Черна держала бурый глазок пламенной жизни, ощущая сперва его жар, затем движение подобия корня, болью пронизывающее руку до плеча, рвущее сердце. Пот застил глаза, крупным бисером копился на лбу. Хотелось выть, но пока что она лишь прикусывала язык.
— Верни его домой, — разрешила Тэра, когда рука с угольком задрожала и чуть опустилась. — И запомни хотя бы на двадцать первый год жизни, кто во всяком замке заговаривает первым: свободные люди. Только они, но никак не носители знака своей старой ошибки.
Черна собрала остатки сил и бережно уложила уголек на прежнее место, не бросая и даже не роняя. Разогнулась, отдышалась и кое-как сдержала улыбку. Ничто не делает жизнь столь прекрасной, как схлынувшая боль! День теперь светел, а злиться на Тэру нет ни малейшего намерения. Она, в общем-то, права. Почти. Черна поморщилась, проглотила кровь с прокушенного языка и покосилась на хозяйку.
— Что теперь? — сварливо бросила Тэра.
— Я тут живу столько, сколько помню себя. Может, даже с рождения. Всегда хотела знать: в чем моя ошибка?
— В том, что ты есть, — очень тихо выговорил Белёк, сморгнул и... очнулся. С новым ужасом глянул на сожженную руку Черны, сделался белее снега и сполз на пол.

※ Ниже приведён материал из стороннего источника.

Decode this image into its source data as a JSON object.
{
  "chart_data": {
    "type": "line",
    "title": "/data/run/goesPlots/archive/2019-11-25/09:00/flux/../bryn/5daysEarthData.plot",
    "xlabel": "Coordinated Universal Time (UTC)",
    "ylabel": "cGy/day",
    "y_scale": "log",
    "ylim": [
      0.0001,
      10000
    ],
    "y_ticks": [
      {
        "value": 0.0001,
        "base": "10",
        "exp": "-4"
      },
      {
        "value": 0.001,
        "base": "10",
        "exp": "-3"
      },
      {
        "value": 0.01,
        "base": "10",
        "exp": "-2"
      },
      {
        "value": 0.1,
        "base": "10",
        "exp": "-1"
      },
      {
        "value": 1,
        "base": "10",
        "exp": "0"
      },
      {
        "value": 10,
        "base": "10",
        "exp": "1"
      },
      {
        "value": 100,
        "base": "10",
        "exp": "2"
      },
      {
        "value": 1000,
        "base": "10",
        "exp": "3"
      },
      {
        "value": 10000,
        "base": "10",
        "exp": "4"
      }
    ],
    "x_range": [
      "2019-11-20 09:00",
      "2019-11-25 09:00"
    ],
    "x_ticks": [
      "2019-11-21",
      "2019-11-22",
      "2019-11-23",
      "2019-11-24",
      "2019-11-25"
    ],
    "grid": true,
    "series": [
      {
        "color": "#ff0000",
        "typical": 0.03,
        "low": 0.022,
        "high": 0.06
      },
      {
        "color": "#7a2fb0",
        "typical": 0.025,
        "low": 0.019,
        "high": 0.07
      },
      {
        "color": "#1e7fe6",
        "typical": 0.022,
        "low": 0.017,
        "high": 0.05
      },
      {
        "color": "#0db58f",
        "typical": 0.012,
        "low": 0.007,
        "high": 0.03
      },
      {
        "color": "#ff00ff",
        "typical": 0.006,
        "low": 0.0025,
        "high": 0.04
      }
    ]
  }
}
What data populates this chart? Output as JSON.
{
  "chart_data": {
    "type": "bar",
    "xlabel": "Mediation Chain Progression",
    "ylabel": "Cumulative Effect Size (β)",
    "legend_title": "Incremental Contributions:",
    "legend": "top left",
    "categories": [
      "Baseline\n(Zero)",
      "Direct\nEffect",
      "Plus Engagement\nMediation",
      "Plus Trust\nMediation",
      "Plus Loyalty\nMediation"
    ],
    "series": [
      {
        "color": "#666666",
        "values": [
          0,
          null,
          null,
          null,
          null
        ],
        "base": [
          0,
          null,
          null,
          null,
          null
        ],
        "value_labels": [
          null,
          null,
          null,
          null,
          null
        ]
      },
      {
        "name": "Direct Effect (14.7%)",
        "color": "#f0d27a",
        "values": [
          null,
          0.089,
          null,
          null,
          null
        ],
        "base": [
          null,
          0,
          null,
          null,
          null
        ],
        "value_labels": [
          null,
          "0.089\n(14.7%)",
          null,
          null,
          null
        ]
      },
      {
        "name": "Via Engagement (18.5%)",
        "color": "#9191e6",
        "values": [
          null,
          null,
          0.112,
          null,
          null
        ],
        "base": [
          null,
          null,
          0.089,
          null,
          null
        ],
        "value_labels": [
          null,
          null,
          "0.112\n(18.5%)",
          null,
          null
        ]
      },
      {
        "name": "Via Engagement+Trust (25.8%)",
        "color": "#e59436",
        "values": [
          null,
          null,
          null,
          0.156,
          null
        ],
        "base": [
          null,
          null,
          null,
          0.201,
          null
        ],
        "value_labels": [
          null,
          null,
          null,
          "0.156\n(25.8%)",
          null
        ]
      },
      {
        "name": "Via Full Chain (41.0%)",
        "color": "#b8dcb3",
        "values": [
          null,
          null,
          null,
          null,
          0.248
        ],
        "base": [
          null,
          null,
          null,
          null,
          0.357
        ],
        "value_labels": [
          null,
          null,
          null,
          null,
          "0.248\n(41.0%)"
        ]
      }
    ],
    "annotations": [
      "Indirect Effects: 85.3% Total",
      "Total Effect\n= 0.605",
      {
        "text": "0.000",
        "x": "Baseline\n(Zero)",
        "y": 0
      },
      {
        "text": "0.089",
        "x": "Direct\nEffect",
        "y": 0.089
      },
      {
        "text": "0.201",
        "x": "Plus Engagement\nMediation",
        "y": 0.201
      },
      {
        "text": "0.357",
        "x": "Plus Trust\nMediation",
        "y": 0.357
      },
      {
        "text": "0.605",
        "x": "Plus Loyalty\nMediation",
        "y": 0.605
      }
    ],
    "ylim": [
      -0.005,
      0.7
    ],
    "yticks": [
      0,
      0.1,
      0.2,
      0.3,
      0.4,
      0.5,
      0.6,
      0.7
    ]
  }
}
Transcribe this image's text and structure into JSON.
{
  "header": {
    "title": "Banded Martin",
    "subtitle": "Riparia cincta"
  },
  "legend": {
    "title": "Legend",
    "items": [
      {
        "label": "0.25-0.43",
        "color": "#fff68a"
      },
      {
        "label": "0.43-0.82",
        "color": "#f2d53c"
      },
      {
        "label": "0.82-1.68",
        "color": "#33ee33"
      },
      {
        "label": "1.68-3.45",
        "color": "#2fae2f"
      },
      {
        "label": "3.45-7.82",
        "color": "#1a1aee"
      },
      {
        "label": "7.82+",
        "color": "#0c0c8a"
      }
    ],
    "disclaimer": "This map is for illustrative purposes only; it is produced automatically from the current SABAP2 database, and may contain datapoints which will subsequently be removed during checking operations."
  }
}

— Особенный вальз, я ведь знала, — улыбнулась Тэра. Повела бровью. — Забери его, приведи в сознание и успокой. Ему надо совершить еще немало ошибок, чтобы стать тем, кого пророку не слепить насильно. Пусть так. Убирайся, я устала.
Черна подтянула на плечо сухое тело приятеля, кое-как заставила себя разогнуться и подняться с колен. Пошатывало изрядно, нескорый обед вмиг сделался мечтой дня. Переставлять колоды ног едва получалось.
— Мне с весны занятно, кто помогал тебе таскать уголь столь медленно, — сладким голосом шепнула Тэра в спину. — Разные были мысли, грело любопытство и то, что сфера оставалась темна вопреки моим попыткам всмотреться... или подглядеть. Но последняя ваша выходка слишком уж заметна, даже вопреки шарховой нити в твоем поясе и многослойным манипуляциям с тканью мира, исполненным в стиле южного луча. Ясномогучий анг — существо сложное, движения его души так же плотно затуманены, как и сам образ. Запомни.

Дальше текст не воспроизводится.